Different how? Could you post an example?
What is the organism and are you mapping to a reference genome containing allele-specific information?
I have a wild, mutant1, and mutant2, 4 replicates each, below is a subset of the counts matrix that was generated. The rows are genes, and I think the A and B allele are marked at the end of the gene name. This is only a small subset, but there are two concerns. The first is that I would expect the alleles to be fairly similar, in some cases the reads between alleles differ by several hundred counts. The second concern is I will occasional see an extreme observation (such as C2_09060C) in which one sample's count differs by several thousand for one replicate but not the others. For example, for C2_09060C Wild, Mutant1, and Mutant2 had about the same numbers for all observations and replicates expect for one sample (Mutant2 below). There are quite a few occurrences of this.

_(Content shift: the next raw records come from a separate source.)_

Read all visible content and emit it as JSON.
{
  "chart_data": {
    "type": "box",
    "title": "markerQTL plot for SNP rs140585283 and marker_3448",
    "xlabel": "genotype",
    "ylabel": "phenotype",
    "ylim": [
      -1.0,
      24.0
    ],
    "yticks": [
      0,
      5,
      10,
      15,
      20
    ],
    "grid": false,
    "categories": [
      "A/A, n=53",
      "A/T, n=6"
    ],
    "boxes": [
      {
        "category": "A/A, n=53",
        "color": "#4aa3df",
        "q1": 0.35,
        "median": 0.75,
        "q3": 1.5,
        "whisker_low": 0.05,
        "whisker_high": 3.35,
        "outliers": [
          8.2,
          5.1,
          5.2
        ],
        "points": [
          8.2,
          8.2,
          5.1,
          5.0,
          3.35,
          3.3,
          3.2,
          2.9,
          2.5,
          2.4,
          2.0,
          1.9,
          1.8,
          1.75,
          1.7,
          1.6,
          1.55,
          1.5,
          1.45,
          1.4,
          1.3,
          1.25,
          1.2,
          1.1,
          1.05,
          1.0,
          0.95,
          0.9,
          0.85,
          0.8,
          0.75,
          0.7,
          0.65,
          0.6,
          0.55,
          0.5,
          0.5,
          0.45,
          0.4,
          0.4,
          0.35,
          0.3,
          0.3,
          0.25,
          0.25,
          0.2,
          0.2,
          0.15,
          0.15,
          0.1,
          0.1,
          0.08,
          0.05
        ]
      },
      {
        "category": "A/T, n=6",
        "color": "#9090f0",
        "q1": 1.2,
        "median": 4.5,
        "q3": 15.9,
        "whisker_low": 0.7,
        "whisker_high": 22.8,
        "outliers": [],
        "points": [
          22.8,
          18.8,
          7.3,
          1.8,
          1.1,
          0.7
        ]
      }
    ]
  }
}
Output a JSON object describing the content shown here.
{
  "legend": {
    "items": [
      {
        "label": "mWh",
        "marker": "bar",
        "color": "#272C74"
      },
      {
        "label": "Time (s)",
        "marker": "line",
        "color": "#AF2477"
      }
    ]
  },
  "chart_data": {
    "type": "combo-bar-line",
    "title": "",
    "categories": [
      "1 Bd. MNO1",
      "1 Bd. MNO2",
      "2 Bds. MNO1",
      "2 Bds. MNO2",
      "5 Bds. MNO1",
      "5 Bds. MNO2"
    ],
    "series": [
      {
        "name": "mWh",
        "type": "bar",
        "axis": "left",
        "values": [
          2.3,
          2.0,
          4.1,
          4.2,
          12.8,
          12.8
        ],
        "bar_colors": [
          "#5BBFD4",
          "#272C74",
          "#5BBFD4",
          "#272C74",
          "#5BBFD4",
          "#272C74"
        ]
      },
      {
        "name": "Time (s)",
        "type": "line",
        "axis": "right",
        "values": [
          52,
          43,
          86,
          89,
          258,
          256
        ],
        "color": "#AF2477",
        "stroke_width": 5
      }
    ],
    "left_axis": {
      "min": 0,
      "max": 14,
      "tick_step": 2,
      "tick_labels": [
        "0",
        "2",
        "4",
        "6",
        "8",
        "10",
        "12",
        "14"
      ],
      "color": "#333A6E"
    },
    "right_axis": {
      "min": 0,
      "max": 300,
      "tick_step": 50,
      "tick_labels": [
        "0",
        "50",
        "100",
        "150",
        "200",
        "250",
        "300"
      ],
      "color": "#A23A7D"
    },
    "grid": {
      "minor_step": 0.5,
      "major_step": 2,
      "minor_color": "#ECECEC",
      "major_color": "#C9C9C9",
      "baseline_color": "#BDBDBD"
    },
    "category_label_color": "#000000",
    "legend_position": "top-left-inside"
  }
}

Candida albicans, and I believe the reference genome contains allele specific information.
Indeed, it seems the reference genome assembly is diploid. I don't think HTSeq is the right tool for the job, I would search for allele-specif expression pipelines, or read some papers dealing with RNAseq analysis of Candida albicans.
If I use a haploid reference genome, will it fix the issue?
See my answer to your earlier post C Albicans Genome Count Matrix Total Genes: by selecting just one chromosome set, you may be leaving out a small number of features (and possibly of reference DNA, if there are structural variants between chromosome sets A and B). How small are the differences, I don't know.